Sonorous Present at Getty Center LA 3/16-17
Los Angeles! I’ll be performing at the Getty Center on March 16-17 as part of a beautiful musical project called Sonorous Present, composed and performed by my dear friend, musician/scholar Alex E. Chávez with musical direction by Grammy-award winning producer/musician Quetzal Flores. The event is FREE. Yes FREE. You have to sign up to reserve your tickets HERE.
From the Getty Museum:
“Sounds of LA 2024 launches with an exclusive performance of immersive, poetic music from Alex E. Chávez’s forthcoming album SONOROUS PRESENT. What began as an experimental, collaborative, and improvised performance in Chicago—inspired by the music and poetics of Chávez’s award-winning book Sounds of Crossing—has been subsequently reimagined as a studio album in collaboration with Grammy Award-winning producer Quetzal Flores. SONOROUS PRESENT offers a never-before-heard blend of Mexican and Latin American folk elements with progressive jazz, poetry, dance, field recordings, and ethnographic songwriting that crosses the sunburst surrealism of America's musical and cultural borderlands.”
The main band will be composed of Alex Chávez (pictured below), and members of the group Quetzal. I’ll be doing my horn thing, flying down from the Bay with a few armloads of saxophones and flutes and percussion and getting in where I fit in. The music is so beautiful. It is an honor to be a part of this, and to be part of the maiden voyage of bringing this to the stage and public. Hope to see you there.
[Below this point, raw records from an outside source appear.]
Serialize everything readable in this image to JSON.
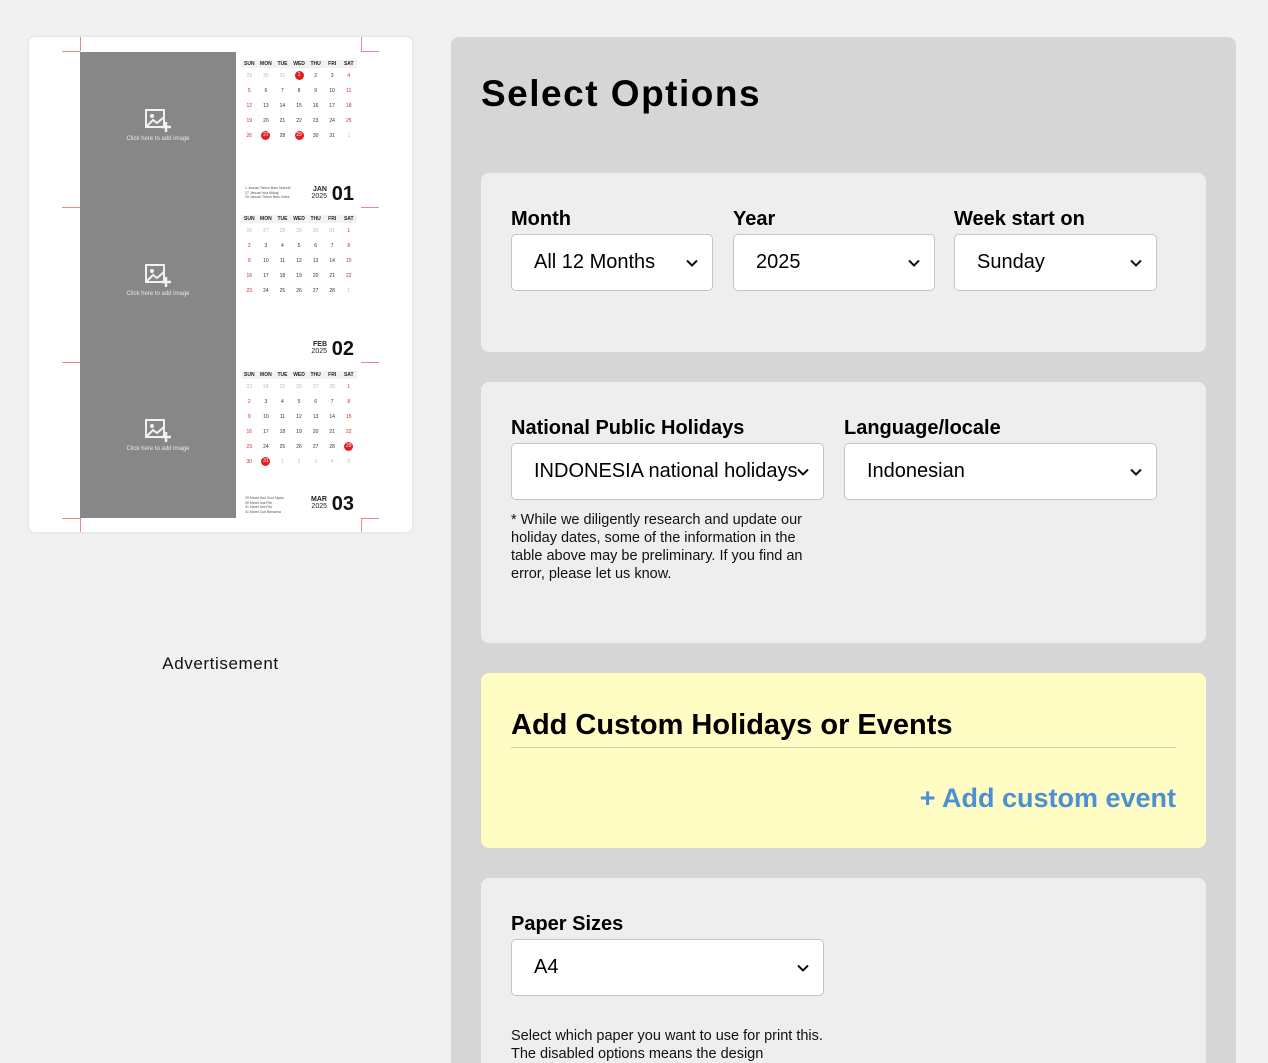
{
  "preview": {
    "photo_hint": "Click here to add image",
    "weekdays": [
      "SUN",
      "MON",
      "TUE",
      "WED",
      "THU",
      "FRI",
      "SAT"
    ],
    "months": [
      {
        "name": "JAN",
        "year": "2025",
        "num": "01",
        "weeks": [
          [
            [
              "29",
              "g"
            ],
            [
              "30",
              "g"
            ],
            [
              "31",
              "g"
            ],
            [
              "1",
              "hol"
            ],
            [
              "2",
              ""
            ],
            [
              "3",
              ""
            ],
            [
              "4",
              "r"
            ]
          ],
          [
            [
              "5",
              "r"
            ],
            [
              "6",
              ""
            ],
            [
              "7",
              ""
            ],
            [
              "8",
              ""
            ],
            [
              "9",
              ""
            ],
            [
              "10",
              ""
            ],
            [
              "11",
              "r"
            ]
          ],
          [
            [
              "12",
              "r"
            ],
            [
              "13",
              ""
            ],
            [
              "14",
              ""
            ],
            [
              "15",
              ""
            ],
            [
              "16",
              ""
            ],
            [
              "17",
              ""
            ],
            [
              "18",
              "r"
            ]
          ],
          [
            [
              "19",
              "r"
            ],
            [
              "20",
              ""
            ],
            [
              "21",
              ""
            ],
            [
              "22",
              ""
            ],
            [
              "23",
              ""
            ],
            [
              "24",
              ""
            ],
            [
              "25",
              "r"
            ]
          ],
          [
            [
              "26",
              "r"
            ],
            [
              "27",
              "hol"
            ],
            [
              "28",
              ""
            ],
            [
              "29",
              "hol"
            ],
            [
              "30",
              ""
            ],
            [
              "31",
              ""
            ],
            [
              "1",
              "g"
            ]
          ]
        ],
        "notes": [
          "1 Januari Tahun Baru Masehi",
          "27 Januari Isra Mikraj",
          "29 Januari Tahun Baru Imlek"
        ]
      },
      {
        "name": "FEB",
        "year": "2025",
        "num": "02",
        "weeks": [
          [
            [
              "26",
              "g"
            ],
            [
              "27",
              "g"
            ],
            [
              "28",
              "g"
            ],
            [
              "29",
              "g"
            ],
            [
              "30",
              "g"
            ],
            [
              "31",
              "g"
            ],
            [
              "1",
              "r"
            ]
          ],
          [
            [
              "2",
              "r"
            ],
            [
              "3",
              ""
            ],
            [
              "4",
              ""
            ],
            [
              "5",
              ""
            ],
            [
              "6",
              ""
            ],
            [
              "7",
              ""
            ],
            [
              "8",
              "r"
            ]
          ],
          [
            [
              "9",
              "r"
            ],
            [
              "10",
              ""
            ],
            [
              "11",
              ""
            ],
            [
              "12",
              ""
            ],
            [
              "13",
              ""
            ],
            [
              "14",
              ""
            ],
            [
              "15",
              "r"
            ]
          ],
          [
            [
              "16",
              "r"
            ],
            [
              "17",
              ""
            ],
            [
              "18",
              ""
            ],
            [
              "19",
              ""
            ],
            [
              "20",
              ""
            ],
            [
              "21",
              ""
            ],
            [
              "22",
              "r"
            ]
          ],
          [
            [
              "23",
              "r"
            ],
            [
              "24",
              ""
            ],
            [
              "25",
              ""
            ],
            [
              "26",
              ""
            ],
            [
              "27",
              ""
            ],
            [
              "28",
              ""
            ],
            [
              "1",
              "g"
            ]
          ]
        ],
        "notes": []
      },
      {
        "name": "MAR",
        "year": "2025",
        "num": "03",
        "weeks": [
          [
            [
              "23",
              "g"
            ],
            [
              "24",
              "g"
            ],
            [
              "25",
              "g"
            ],
            [
              "26",
              "g"
            ],
            [
              "27",
              "g"
            ],
            [
              "28",
              "g"
            ],
            [
              "1",
              "r"
            ]
          ],
          [
            [
              "2",
              "r"
            ],
            [
              "3",
              ""
            ],
            [
              "4",
              ""
            ],
            [
              "5",
              ""
            ],
            [
              "6",
              ""
            ],
            [
              "7",
              ""
            ],
            [
              "8",
              "r"
            ]
          ],
          [
            [
              "9",
              "r"
            ],
            [
              "10",
              ""
            ],
            [
              "11",
              ""
            ],
            [
              "12",
              ""
            ],
            [
              "13",
              ""
            ],
            [
              "14",
              ""
            ],
            [
              "15",
              "r"
            ]
          ],
          [
            [
              "16",
              "r"
            ],
            [
              "17",
              ""
            ],
            [
              "18",
              ""
            ],
            [
              "19",
              ""
            ],
            [
              "20",
              ""
            ],
            [
              "21",
              ""
            ],
            [
              "22",
              "r"
            ]
          ],
          [
            [
              "23",
              "r"
            ],
            [
              "24",
              ""
            ],
            [
              "25",
              ""
            ],
            [
              "26",
              ""
            ],
            [
              "27",
              ""
            ],
            [
              "28",
              ""
            ],
            [
              "29",
              "hol"
            ]
          ],
          [
            [
              "30",
              "r"
            ],
            [
              "31",
              "hol"
            ],
            [
              "1",
              "g"
            ],
            [
              "2",
              "g"
            ],
            [
              "3",
              "g"
            ],
            [
              "4",
              "g"
            ],
            [
              "5",
              "g"
            ]
          ]
        ],
        "notes": [
          "29 Maret Hari Suci Nyepi",
          "30 Maret Idul Fitri",
          "31 Maret Idul Fitri",
          "31 Maret Cuti Bersama"
        ]
      }
    ]
  },
  "advertisement_label": "Advertisement",
  "options": {
    "title": "Select Options",
    "month": {
      "label": "Month",
      "value": "All 12 Months"
    },
    "year": {
      "label": "Year",
      "value": "2025"
    },
    "week_start": {
      "label": "Week start on",
      "value": "Sunday"
    },
    "holidays": {
      "label": "National Public Holidays",
      "value": "INDONESIA national holidays"
    },
    "locale": {
      "label": "Language/locale",
      "value": "Indonesian"
    },
    "holiday_note": "* While we diligently research and update our holiday dates, some of the information in the table above may be preliminary. If you find an error, please let us know.",
    "custom": {
      "title": "Add Custom Holidays or Events",
      "add_label": "+ Add custom event"
    },
    "paper": {
      "label": "Paper Sizes",
      "value": "A4",
      "note": "Select which paper you want to use for print this. The disabled options means the design"
    }
  },
  "colors": {
    "accent": "#4a90d2",
    "holiday_red": "#e02020",
    "panel_bg": "#d6d6d6",
    "card_bg": "#eeeeee",
    "custom_bg": "#fffcc4"
  },
  "icons": {
    "photo": "add-image-icon",
    "dropdown": "chevron-down-icon"
  }
}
I first met Alex in Southeast Austin in 2003 when I was on a roadtrip from Brooklyn to Michoacan. My friend Adrian Quesada, on one of our many runs around the city, took me to his apartment one day to meet him. Little did I know then that I would be relocating two years later to Austin, and that we’d cross paths many times, whether it was a University of Texas grad student circles that he and my wife ran in, double bills with my Ocote Soul Sounds and his Maneja Beto, or guest appearances on album’s by his group Mitote. The friendship lasted after we both left Austin. He continued on to Chicago to teach and start another great musical project, Dos Santos, which I’ve had the pleasure of making cameo appearances. And now this.